Les sociétés estoniennes de capital-risque basées à Vilnius telles que Contrarian Ventures et Karma Ventures ont également participé au développement de deux entreprises lituaniennes. Par ailleurs, Contrarian et l’opérateur électrique lituanien Lietuvos Energija ont acheté la start-up française Sterblue conjointement avec Lietuvos Energija. Les anciens propriétaires Estoniens de Skype participent aussi à des opérations : comme en témoigne le financement estono-lituanien de la start-up "Ziticity" en juillet 2019 (une participation de 315,000 essentiellement réalisée par les estoniens de Bolt (ex-Taxify) et les fondateurs de Skype en parité avec le premier fonds d’investissement lituanien Practica Capital.

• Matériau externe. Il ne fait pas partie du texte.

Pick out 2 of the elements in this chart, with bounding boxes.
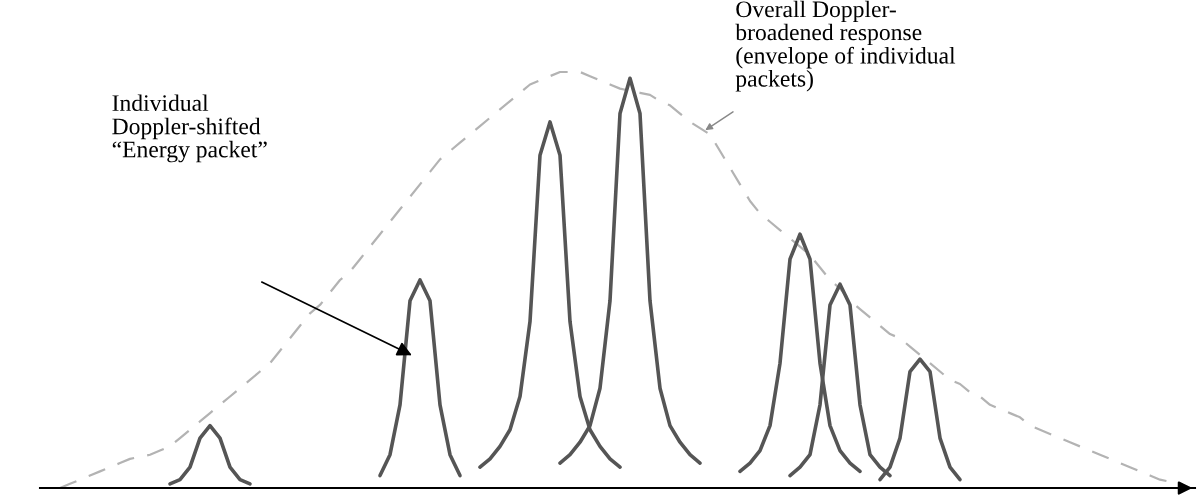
annotation: Overall Doppler- broadened response (envelope of individual packets) bbox=[735, 0, 956, 92]
annotation: Individual Doppler-shifted “Energy packet” bbox=[112, 94, 267, 163]
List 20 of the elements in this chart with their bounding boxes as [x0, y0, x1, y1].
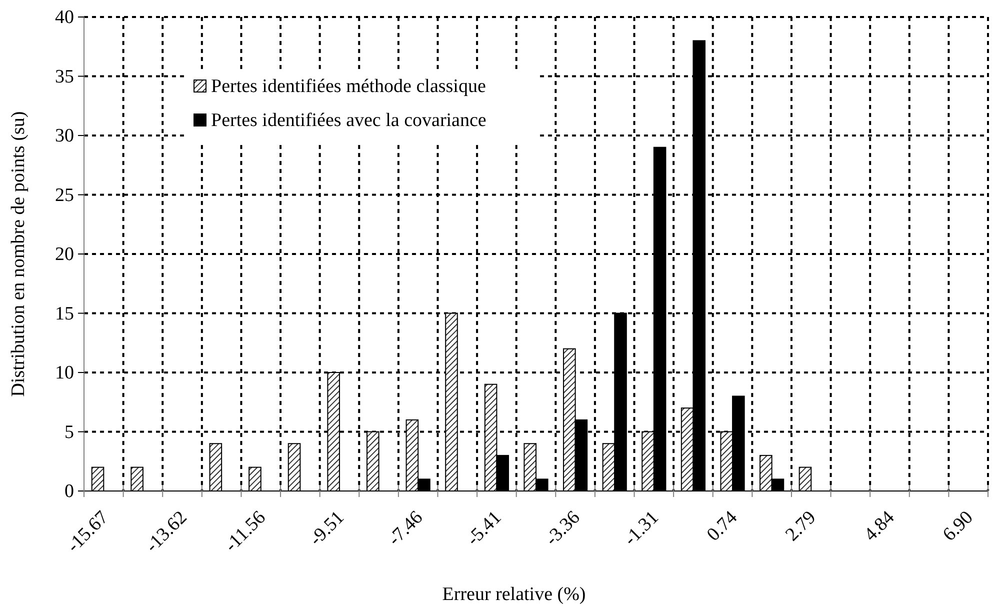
- x-tick-label: -5.41: [462, 507, 506, 550]
- y-tick-label: 0: [64, 481, 74, 502]
- y-axis-title: Distribution en nombre de points (su): [8, 111, 29, 397]
- x-tick-label: 2.79: [782, 507, 820, 546]
- x-tick-label: -1.31: [620, 507, 663, 550]
- y-tick-label: 30: [55, 126, 74, 147]
- y-tick-label: 35: [55, 66, 74, 88]
- y-tick-label: 5: [64, 422, 74, 443]
- legend-label: Pertes identifiées méthode classique: [211, 76, 486, 97]
- y-tick-label: 20: [55, 244, 74, 266]
- legend-label: Pertes identifiées avec la covariance: [211, 110, 486, 131]
- x-tick-label: -9.51: [306, 507, 348, 550]
- y-tick-label: 40: [55, 7, 74, 28]
- y-tick-label: 15: [55, 303, 74, 324]
- x-tick-label: 0.74: [703, 506, 742, 546]
- x-tick-label: 4.84: [860, 506, 900, 546]
- x-tick-label: 6.90: [938, 507, 978, 546]
- y-tick-label: 25: [55, 184, 74, 206]
- y-tick-label: 10: [55, 362, 74, 384]
- x-axis-title: Erreur relative (%): [442, 584, 586, 605]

Le Letton « Livonia Partners » a également investi dans la société de fibre-optique lituanienne « CGates ».

 



[1] Les biotechs peuvent être définies comme étant l’application de la science et de l’ingénierie à l’utilisation des fonctions biologiques d’organismes vivants – sous leur forme naturelle ou modifiée – pour des applications dans la médecine, l’agriculture, l’industrie et la protection de l’environnement. Plusieurs catégories permettent de les distinguer. Tout d’abord, les biotechs rouges, qui concernent les domaines domaines de la santé, du médicament, du diagnostic, de l’ingénierie tissulaire ainsi que du développement de procédés génétiques ou moléculaires ayant une finalité thérapeutique. Si le secteur pharmaceutique représente près de 90% des biotechnologies au niveau global – 2 médicaments sur 3 sont produits dans les sociétés de biotechnologie – on constate une certaine séparation entre l’activité des sociétés de biotechs, à l’origine des innovations, et les industries pharmaceutiques qui font essentiellement du développement. Les biotechs blanches – ou « biotechs industrielles » - ont pour objet la fabrication de produits (polymères, édulcorants, acides aminés, etc.), l’invention de bioprocédés ; et jouent un rôle croissant dans la bio-industrie. Les biotechs vertes concernent les domaines alimentaires et agricoles ; tandis que les biotechs jaunes sont utilisées pour résoudre les problèmes environnementaux, comme la gestion de la pollution.

[2] Virginijus Siksnys est l’un des développeurs fondateurs de la technologie CRISPR / Cas9, qui a fait avancer le domaine de l’édition de gênes. Il est lauréat du prix Warren Alpert, administré par la Harvard Medical School.